Friday, 31 August 2007


NEW DELHI, Aug 30 (PTI): Petrol and diesel prices are unlikely to be hiked in the near future, with Finance Minister P. Chidambaram agreeing in-principle to share a third of the revenue loss that state-run oil firms incur on sale of fuel.
Chidambaram in a meeting with Petroleum Minister Murli Deora Tuesday agreed in-principle to issue oil bonds to cover one-third of the under-realisation on sale of petrol, diesel, domestic cooking gas Liquified Petroleum Gas (LPG) and kerosene in 2007-08 fiscal, official sources said.
The quantum of the bonds would be decided once the two ministries agree on the losses the public sector oil firms were incurring on fuel sale, they said.
Government-owned oil firms had sought an immediate hike in petrol, diesel, LPG and kerosene prices as they are losing over Rs.1.85 billion per day on sale of the four products.

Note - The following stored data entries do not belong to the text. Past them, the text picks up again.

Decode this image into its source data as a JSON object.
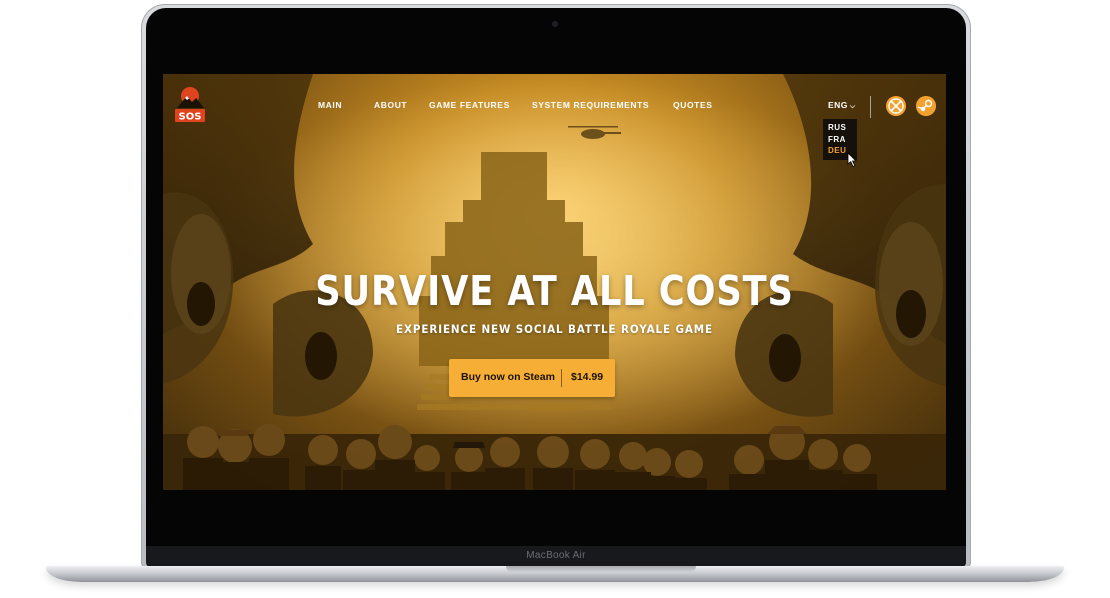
{
  "device": {
    "model_label": "MacBook Air"
  },
  "site": {
    "logo_text": "SOS",
    "nav": [
      {
        "label": "MAIN"
      },
      {
        "label": "ABOUT"
      },
      {
        "label": "GAME FEATURES"
      },
      {
        "label": "SYSTEM REQUIREMENTS"
      },
      {
        "label": "QUOTES"
      }
    ],
    "language": {
      "current": "ENG",
      "options": [
        "RUS",
        "FRA",
        "DEU"
      ],
      "hovered": "DEU"
    },
    "platform_icons": [
      "xbox-icon",
      "steam-icon"
    ]
  },
  "hero": {
    "title": "SURVIVE AT ALL COSTS",
    "subtitle": "EXPERIENCE NEW SOCIAL BATTLE ROYALE GAME",
    "cta_label": "Buy now on Steam",
    "price": "$14.99"
  },
  "colors": {
    "accent": "#f6ae36",
    "screen_bg": "#c58a22",
    "dropdown_bg": "#15110a",
    "text": "#ffffff"
  }
}
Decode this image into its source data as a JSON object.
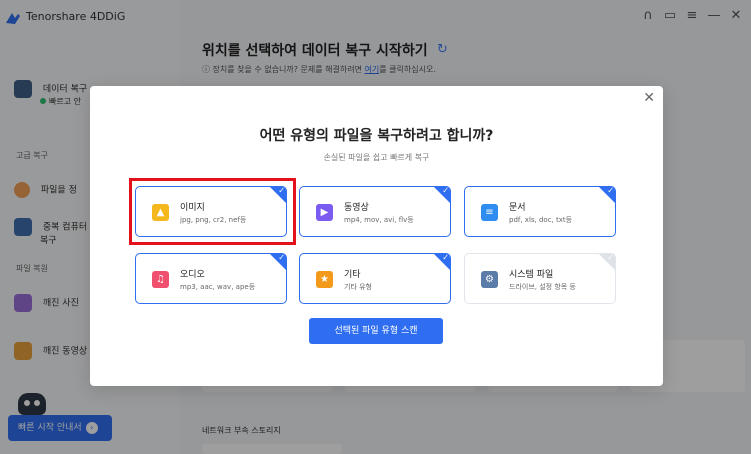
{
  "app": {
    "title": "Tenorshare 4DDiG",
    "heading": "위치를 선택하여 데이터 복구 시작하기",
    "help_prefix": "ⓘ 장치를 찾을 수 없습니까? 문제를 해결하려면 ",
    "help_link": "여기",
    "help_suffix": "를 클릭하십시오.",
    "network_label": "네트워크 부속 스토리지"
  },
  "sidebar": {
    "data_recovery": "데이터 복구",
    "status": "빠르고 안",
    "section_advanced": "고급 복구",
    "file_repair": "파일을 정",
    "duplicate": "중복 컴퓨터",
    "duplicate_sub": "복구",
    "section_file_repair": "파일 복원",
    "photo_repair": "깨진 사진",
    "video_repair": "깨진 동영상",
    "quick_start": "빠른 시작 안내서"
  },
  "window_controls": [
    "headset-icon",
    "feedback-icon",
    "menu-icon",
    "minimize-icon",
    "close-icon"
  ],
  "modal": {
    "title": "어떤 유형의 파일을 복구하려고 합니까?",
    "subtitle": "손실된 파일을 쉽고 빠르게 복구",
    "close": "✕",
    "scan_button": "선택된 파일 유형 스캔",
    "types": [
      {
        "name": "이미지",
        "desc": "jpg, png, cr2, nef등",
        "color": "#f5b81c",
        "icon": "image-icon",
        "selected": true
      },
      {
        "name": "동영상",
        "desc": "mp4, mov, avi, flv등",
        "color": "#7a5df0",
        "icon": "video-icon",
        "selected": true
      },
      {
        "name": "문서",
        "desc": "pdf, xls, doc, txt등",
        "color": "#2f8cf0",
        "icon": "document-icon",
        "selected": true
      },
      {
        "name": "오디오",
        "desc": "mp3, aac, wav, ape등",
        "color": "#f0506e",
        "icon": "audio-icon",
        "selected": true
      },
      {
        "name": "기타",
        "desc": "기타 유형",
        "color": "#f39a1b",
        "icon": "star-icon",
        "selected": true
      },
      {
        "name": "시스템 파일",
        "desc": "드라이브, 설정 항목 등",
        "color": "#5b7ba8",
        "icon": "system-file-icon",
        "selected": false
      }
    ]
  }
}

During 2007-08, PSU oil firms' losses on sale of petrol, diesel, LPG and kerosene has been estimated at Rs.521.62 billion, one-third of which would now be met through oil bonds. An equal amount would be contributed by upstream firms like ONGC and GAIL by way of discounts on crude oil and LPG they sell to the refiners.
The remaining portion of the under-recovery would be absorbed by refiners Indian Oil Corp, Bharat Petroleum and Hindustan Petroleum, the sources said.

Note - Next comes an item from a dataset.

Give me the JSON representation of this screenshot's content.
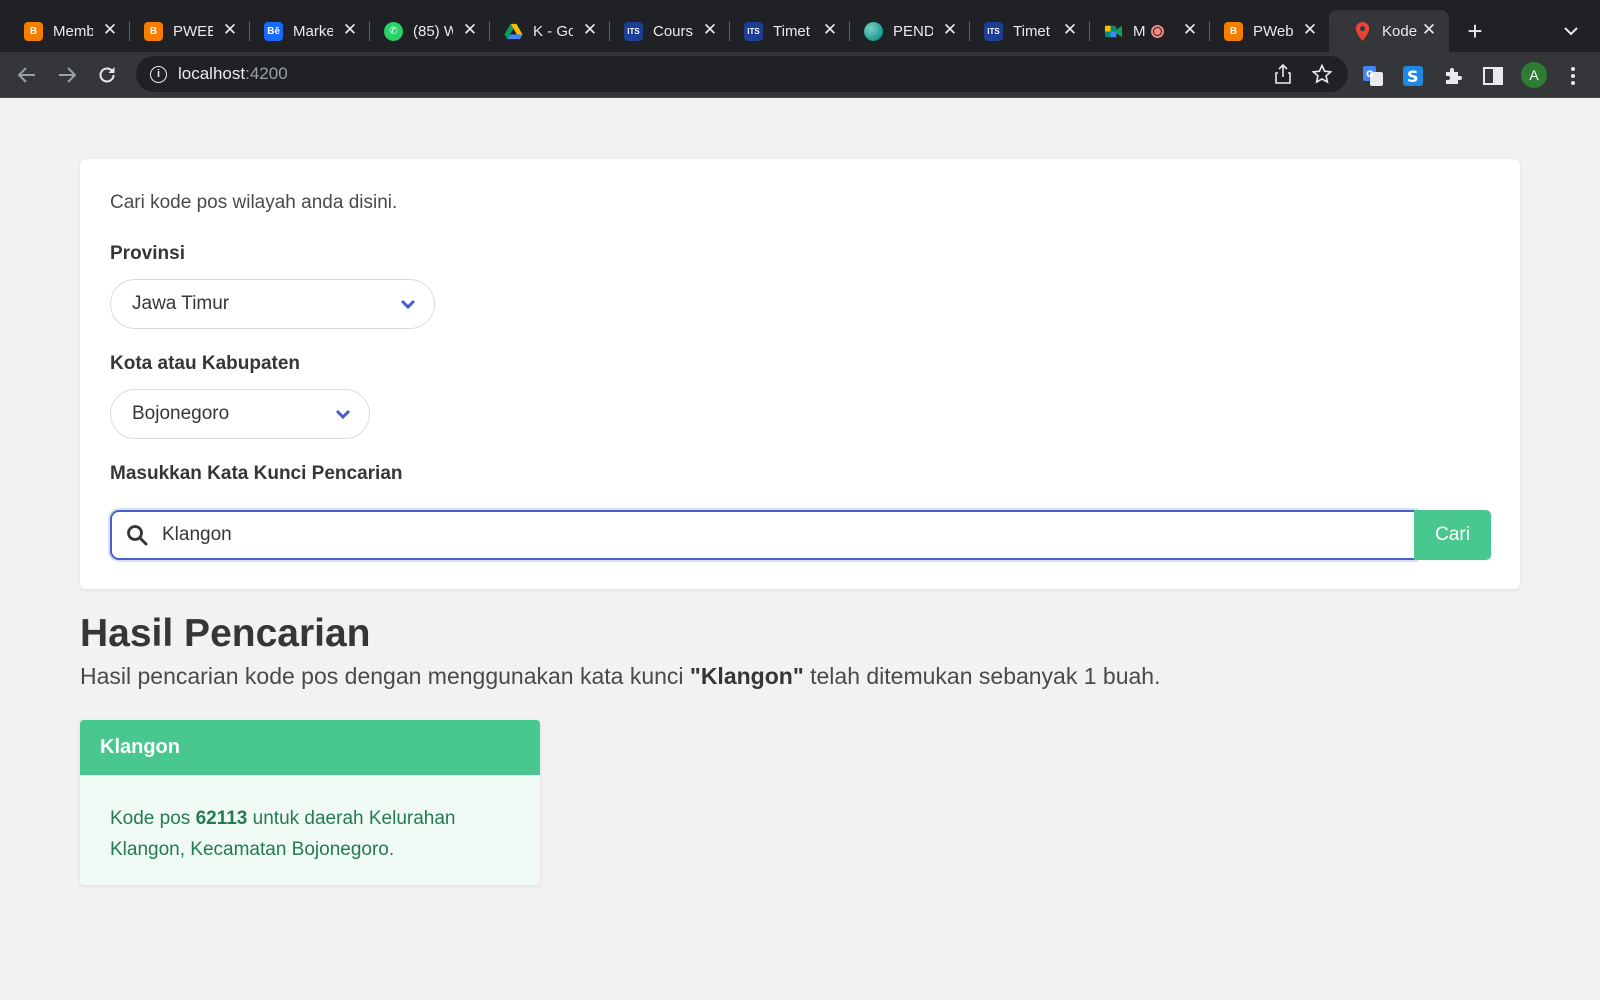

The Indian basket of crude oil has risen over 30 per cent since February when petrol and diesel prices were cut by Rs.2 and Rs.1 per litre respectively. Oil firms are losing Rs.5.88 per litre on petrol, Rs.4.80 a litre on diesel, Rs.189.14 per LPG cylinder and Rs.14.63 on sale of every litre of kerosene.
During April-June quarter, Indian Oil, Bharat Petroleum and Hindustan Petroleum together lost Rs 1,553 crore on selling petrol, Rs.46.33 billion on diesel, Rs.40.28 billion on kerosene and Rs.26.98 billion on domestic LPG.